Everyone's Fingers In The Punchbowl
The situation with Rod Blagojevich is pulling a scab off of the Senate appointment process, with all the various players and all of the backroom deals. Blagojevich may have wanted to sell the seat to the highest bidder, but competing interests had their own views on the pick, including Harry Reid:
Days before Gov. Blagojevich was charged with trying to sell President-elect Barack Obama's U.S. Senate seat to the highest bidder, top Senate Democrat Harry Reid made it clear who he didn’t want in the post: Jesse Jackson, Jr., Danny Davis or Emil Jones.
Rather, Reid called Blagojevich to argue he appoint either state Veterans Affairs chief Tammy Duckworth or Illinois Attorney General Lisa Madigan, sources told the Chicago Sun-Times.
Sources say the Senate majority leader pushed against Jackson and Davis — both democratic congressmen from Illinois — and against Jones — the Illinois Senate president who is the political godfather of President-elect Barack Obama — because he did not believe the three men were electable. He feared losing the seat to a Republican in a future election.
Blagojevich spokesman Lucio Guerrero confirmed that Reid (D-Nev.) and U.S. Sen. Robert Menendez (D-N.J.) — the new chief of the Senate Democratic political operation — each called Blagojevich’s campaign office separately Dec. 3. Sources believe that at least portions of the phone conversations are on tape.
We have an outline of what happens in the event of a Senate vacancy now. Local leaders and electeds call the Governor with their views. Potential candidates call the Governor. The Senate leadership from the particular party and the chief campaign operative calls. If the seat involves the President-elect, someone from their office calls. All of them have their own offers to make, and they clearly go beyond "appreciation."

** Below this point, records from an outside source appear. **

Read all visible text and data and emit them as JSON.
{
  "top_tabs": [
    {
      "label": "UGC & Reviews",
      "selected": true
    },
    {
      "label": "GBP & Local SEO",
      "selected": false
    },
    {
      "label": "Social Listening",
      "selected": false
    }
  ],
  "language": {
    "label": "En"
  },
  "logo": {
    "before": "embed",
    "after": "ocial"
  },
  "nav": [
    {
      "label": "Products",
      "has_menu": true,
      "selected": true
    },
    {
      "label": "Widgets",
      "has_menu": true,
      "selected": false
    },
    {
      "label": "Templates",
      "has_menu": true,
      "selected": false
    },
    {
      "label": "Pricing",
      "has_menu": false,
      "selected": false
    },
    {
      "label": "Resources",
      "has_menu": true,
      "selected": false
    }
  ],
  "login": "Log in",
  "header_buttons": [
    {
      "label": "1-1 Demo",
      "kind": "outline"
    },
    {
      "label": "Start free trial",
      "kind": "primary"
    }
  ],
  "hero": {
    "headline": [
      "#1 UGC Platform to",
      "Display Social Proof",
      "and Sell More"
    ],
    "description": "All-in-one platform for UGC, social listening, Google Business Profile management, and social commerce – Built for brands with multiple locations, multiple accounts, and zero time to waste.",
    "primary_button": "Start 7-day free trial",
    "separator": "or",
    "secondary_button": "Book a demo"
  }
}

It's called influence-peddling, and it's the natural outgrowth of an election process where one man or woman casts the deciding vote. The less people there are involved in a decision of this nature, the more potential for corruption. It's just common sense.
Section 2 of the Seventeenth Amendment reads like this:
"When vacancies happen in the representation of any State in the Senate, the executive authority of such State shall issue writs of election to fill such vacancies: Provided, That the legislature of any State may empower the executive thereof to make temporary appointments until the people fill the vacancies by election as the legislature may direct."
The amendment is written specifically to provide for a special election, but allowing for temporary appointments in the interim if the legislature of the state allows it. The legislatures, then, could DISALLOW such an appointment, and move to undertake the special election with all deliberate speed instead of the next November in the two-year cycle. There are potentially ways for the legislature to limit the power of the appointment process (say, providing a list of names from the state party of the former officeholder, as they do in Wyoming), but there's a pretty strong case to made that such limits are unconstitutional, and before long some Governor with their back up will contest that. So the solution here is to either compel state legislatures to disallow temporary appointments, or to write a NEW Constitutional amendment, taking the appointment process away from the Governors, which is fully keeping with the Constitution, as these are seats for federal office.
...as Chris Bowers notes, the fact that Reid didn't want three black candidates to be selected because of electability suggests that he doesn't think Roland Burris is particularly electable either, putting a new spin on the efforts to block the Capitol door and stop the appointment.
One of the major problems here is the corruption associated with the concept of "electability" itself. Not only is it anti-democratic, but in truly retrograde fashion it reinforces oppressive cultural perceptions--such as African-Americans being unelectable, and Democrats needing to turn to veteran's in order to shore up foreign policy credentials--rather than challenging them. To a large extent, the Constitutional method of appointing Senators, rather than holding special elections, is itself to blame. Additionally, the lack of intra-party democracy and top-down elitism of our political process is also to blame. None of these problems would have occurred if we had simply held an election, and engaged in the radical experiment of letting the people decide.